Wednesday, May 29, 2013

I Pulled a Tick Off Of My Daughter This Morning; How Was Your Day

"Are you almost ready for me to brush your hair, sweetie?"

"Yes," the Girl calls from the other side of the open closet door.  She was sitting on the floor, strapping her shoes to her feet. All I could see from my vantage point were Hello Kitty sparkles winking in the morning light.

She stood, shut the door, and skipped past me toward the bathroom.  Currently, she sports a squiggly crop of hair that defies taming.  Think young Merida, except blonde.

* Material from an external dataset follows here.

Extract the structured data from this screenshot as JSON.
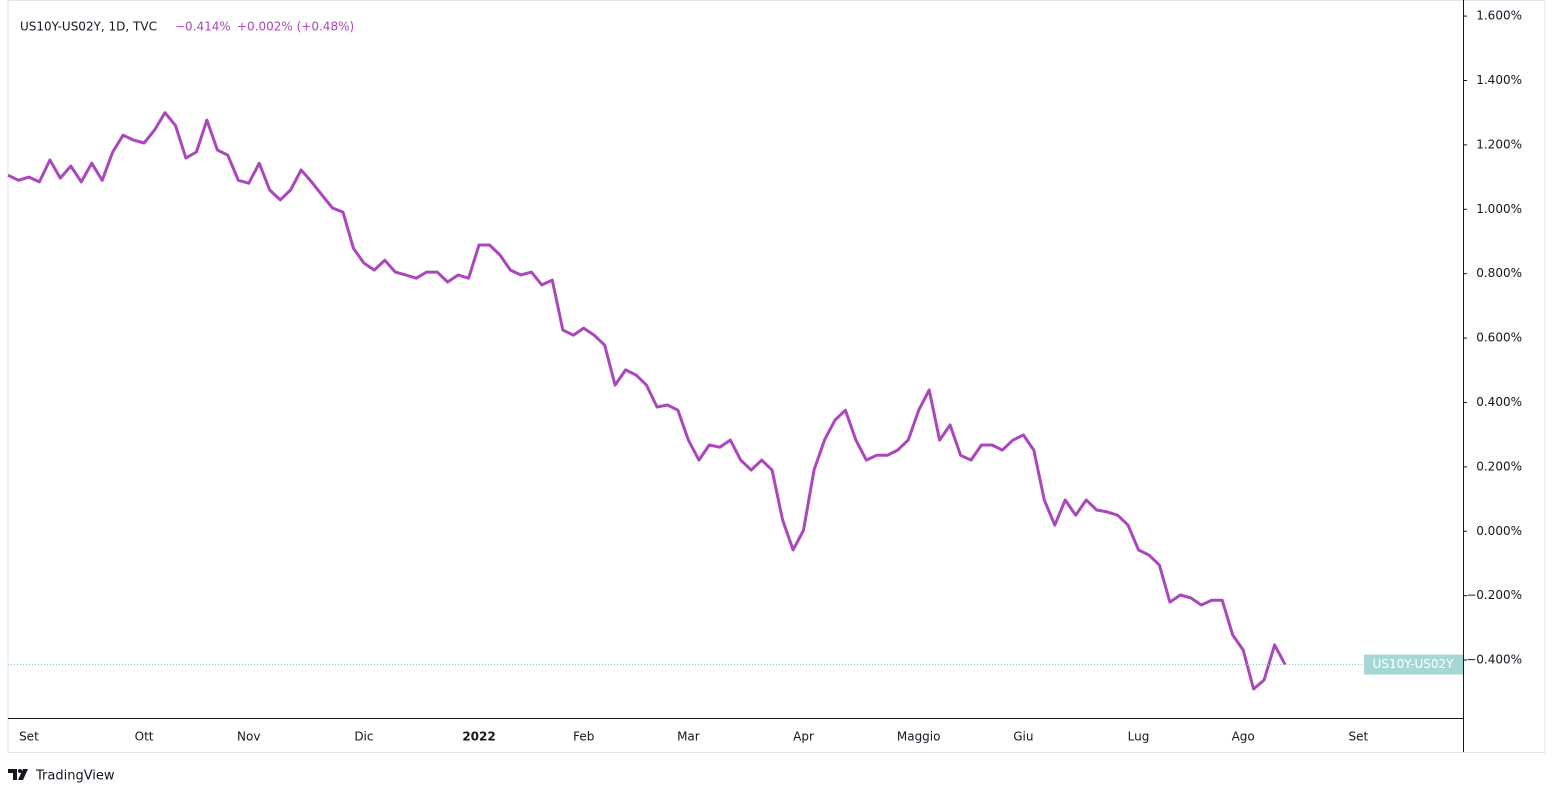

"What do you want today?  Ponytail? Floppy ponytails? Braided bun?" I asked, pulling the brush, detangler spray, and myriad elastics from the Drawer for Such Things.

"Pigtails!" she yelled.

Pigtails it would be.

I liberally sprayed her hair with the detangler, caught up a hank of it, and dragged the brush through it.  She screwed up her face in truly gymnastic ways, entertaining herself as I worked my way through her hair.  Because of the ariadnic (yes, I made that up) way that my daughter's hair knots itself together, I can't get the tangles out in one stroke.  Nope, I have to work at the tangles, layer by layer.  It isn't arduous -- the whole thing takes about five minutes.  But, it is a process.

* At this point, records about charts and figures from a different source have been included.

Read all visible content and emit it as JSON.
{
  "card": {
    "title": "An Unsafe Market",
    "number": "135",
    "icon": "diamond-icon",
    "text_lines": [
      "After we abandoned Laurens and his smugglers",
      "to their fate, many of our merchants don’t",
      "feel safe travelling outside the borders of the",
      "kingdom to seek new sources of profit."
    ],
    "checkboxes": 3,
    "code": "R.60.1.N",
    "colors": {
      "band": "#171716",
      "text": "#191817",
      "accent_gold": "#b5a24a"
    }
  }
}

Anyway, I brushed the hair back from her temples to the fistful that would become the pigtail.  And that's when I noticed the dark spot over her ear. A tick.  And not the cool kind, either.  It was small, and a little engorged, so it had been there for a little while.

This is one of those moments where you know if you freak out or make a big deal out of something, it's going to make the whole removal process much, much more dramatic than it needs to be.  So, I finished with the pigtails.  As soon as the elastic was wrapped around that second pigtail, I said, "Sweetie?  I just noticed something  next to your ear, and it's a tick. I have to remove it, and it'll only take a second, but I've done this before for you* and I'm very good at it."

"Oh." The Girl wrinkled her brow and frowned.  "Is it going to hurt?"

"Maybe a little," I answered. "But it will mostly be a weird tugging.  It'll be okay. Just hang on."

I went to the kitchen and grabbed a paper towel, some olive oil, and a sealable plastic bag. I went back to the bathroom, and my daughter looked even more concerned than she had before. She's only six, so I was kind of surprised that the wailing and the gnashing hadn't started.

"Ready?" I asked.  Before she had a chance to answer, I doused a small portion of the paper towel in oil, pinched it around the tick, and pulled.  It came right out, no problem. I dropped it into the bag, sealed it up, and took a look at it's creepy crawly self.  Which, why was  doing that?  I don't have a database of tick pictures in my head.  I can't tell a deer tick from a deer.

I resolved to compare it to pictures online later.  Lyme Disease, which is spread by the deer tick, is no joke. One of my brothers suffers from it, and his joints are perma-achy.

But, she was a trooper, wanting mostly to inspect the bug and then discuss the traits it shares with vampires.  There were no tears, and only a little flinching when I put the smear of antibiotic ointment on the bite mark.

Sniff.  My little girl is growing up so fast.